En Alemania la gente se echó a la calle a cantar el Deutschland über alles, la primera vez que ingentes masas de ciudadanos entonaban el himno alemán en público desde los tiempos del nazismo. Meses después la región del Sarre solicitaba un plebiscito que se resolvía con la reincorporación de la región a Alemania, algo que apenas un par de años atrás se tornaba en imposible. La victoria en el Mundial tuvo un asombroso beneficio político y social. Alemania recuperó la dignidad, dejó de ser un paria y se reintegró en la sociedad recordando el papel clave del deporte en la representación simbólica de cualquier comunidad. La victoria mundialista dotó de vida y orgullo a una nación desolada por la guerra.

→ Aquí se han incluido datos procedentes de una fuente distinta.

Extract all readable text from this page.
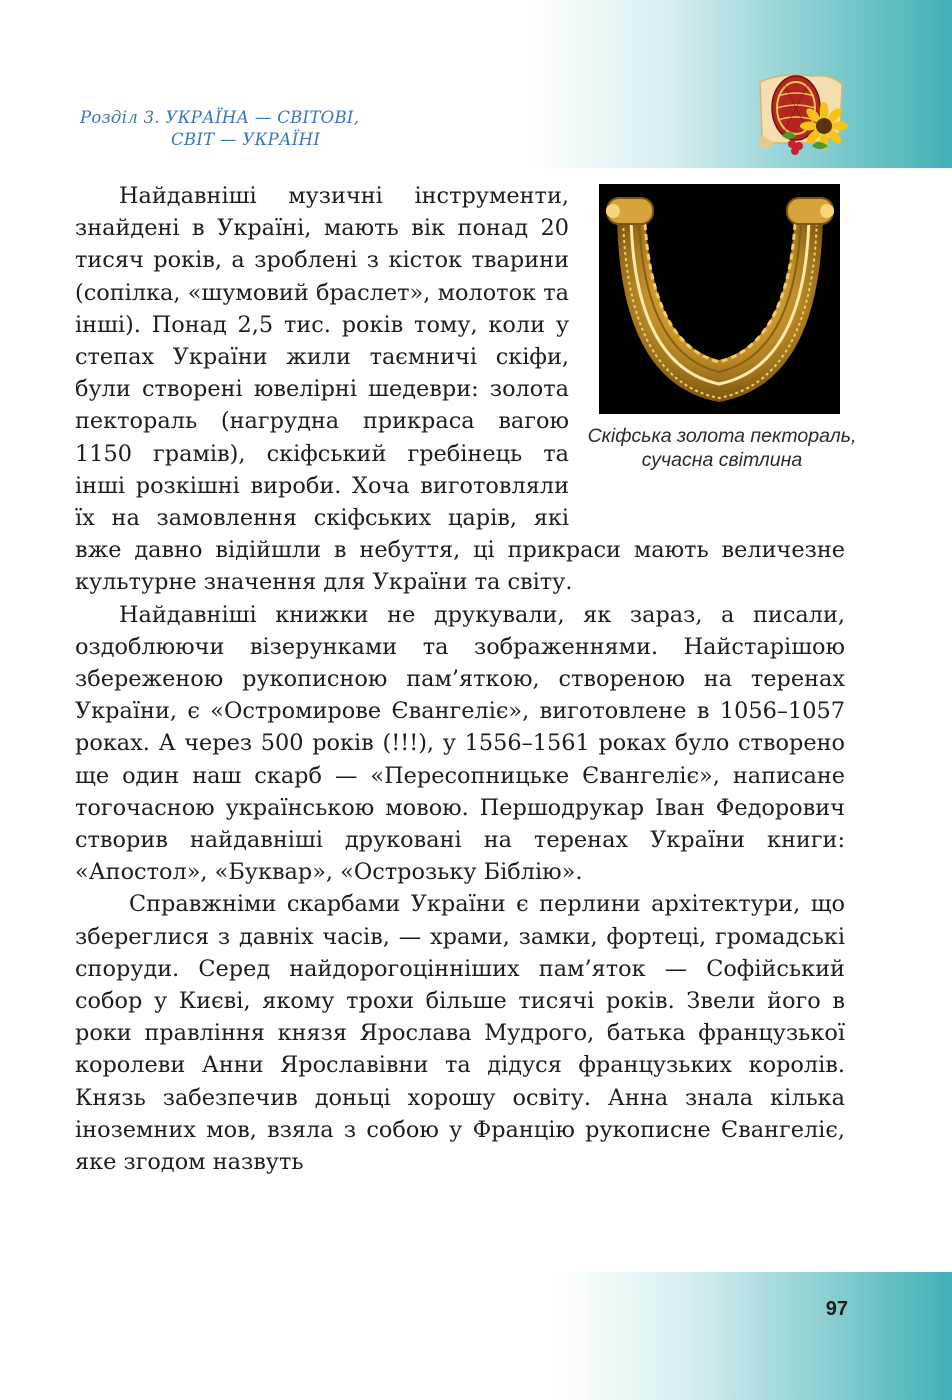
Розділ 3. УКРАЇНА — СВІТОВІ,
СВІТ — УКРАЇНІ
Скіфська золота пектораль, сучасна світлина

Найдавніші музичні інструменти, знайдені в Україні, мають вік понад 20 тисяч років, а зроблені з кісток тварини (сопілка, «шумовий браслет», молоток та інші). Понад 2,5 тис. років тому, коли у степах України жили таємничі скіфи, були створені ювелірні шедеври: золота пектораль (нагрудна прикраса вагою 1150 грамів), скіфський гребінець та інші розкішні вироби. Хоча виготовляли їх на замовлення скіфських царів, які вже давно відійшли в небуття, ці прикраси мають величезне культурне значення для України та світу.

Найдавніші книжки не друкували, як зараз, а писали, оздоблюючи візерунками та зображеннями. Найстарішою збереженою рукописною пам’яткою, створеною на теренах України, є «Остромирове Євангеліє», виготовлене в 1056–1057 роках. А через 500 років (!!!), у 1556–1561 роках було створено ще один наш скарб — «Пересопницьке Євангеліє», написане тогочасною українською мовою. Першодрукар Іван Федорович створив найдавніші друковані на теренах України книги: «Апостол», «Буквар», «Острозьку Біблію».

Справжніми скарбами України є перлини архітектури, що збереглися з давніх часів, — храми, замки, фортеці, громадські споруди. Серед найдорогоцінніших пам’яток — Софійський собор у Києві, якому трохи більше тисячі років. Звели його в роки правління князя Ярослава Мудрого, батька французької королеви Анни Ярославівни та дідуся французьких королів. Князь забезпечив доньці хорошу освіту. Анна знала кілька іноземних мов, взяла з собою у Францію рукописне Євангеліє, яке згодом назвуть

97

El territorio de Alemania había sido dividido arbitrariamente como botín de guerra y su pueblo había sido partido en dos. La identidad nacional era confusa, y el nacionalismo de cualquier tipo estaba prácticamente prohibido. Aun separadas en dos, a aquel Mundial Alemania aún se presentó como única nación (aunque los seleccionados pertenecían en su totalidad a la RFA, de ahí que el titulo sea considerado ‘Occidental’) con jugadores amateurs, falta de fondos y muy lejos del nivel de las potencias futbolísticas del momento. Aquella victoria, bautizada como Das Wunder von Bern (El milagro de Berna) supuso la unión de un pueblo dividido. Son dos los momentos en los cuales la nación germana se estremeció y se unió. Uno de ellos será la caída del Muro de Berlín. El otro lo ocurrido en un campo de fútbol suizo una lluviosa tarde de julio de 1954.
Alemania 1954
“El balón es redondo para los dos equipos”. El seleccionador alemán Sepp Herberger en la charla antes del partido.
“No nos creíamos estar escuchando el himno de la final como para poder imaginarnos que podríamos ganarla”. Helmut Rahn.
«Para cualquiera que hubiera crecido en la miseria de la posguerra, El Milagro de Berna se convirtió en una extraordinaria inspiración. Todo el país recobró la autoestima y de repente volvíamos a ser alguien». Franz Beckenbauer, dos veces Balón de Oro y por entonces un niño de nueve años.
“De repente nos dormimos. Cuando despertamos estábamos perdiendo por 3-2”. Ferenc Puskás.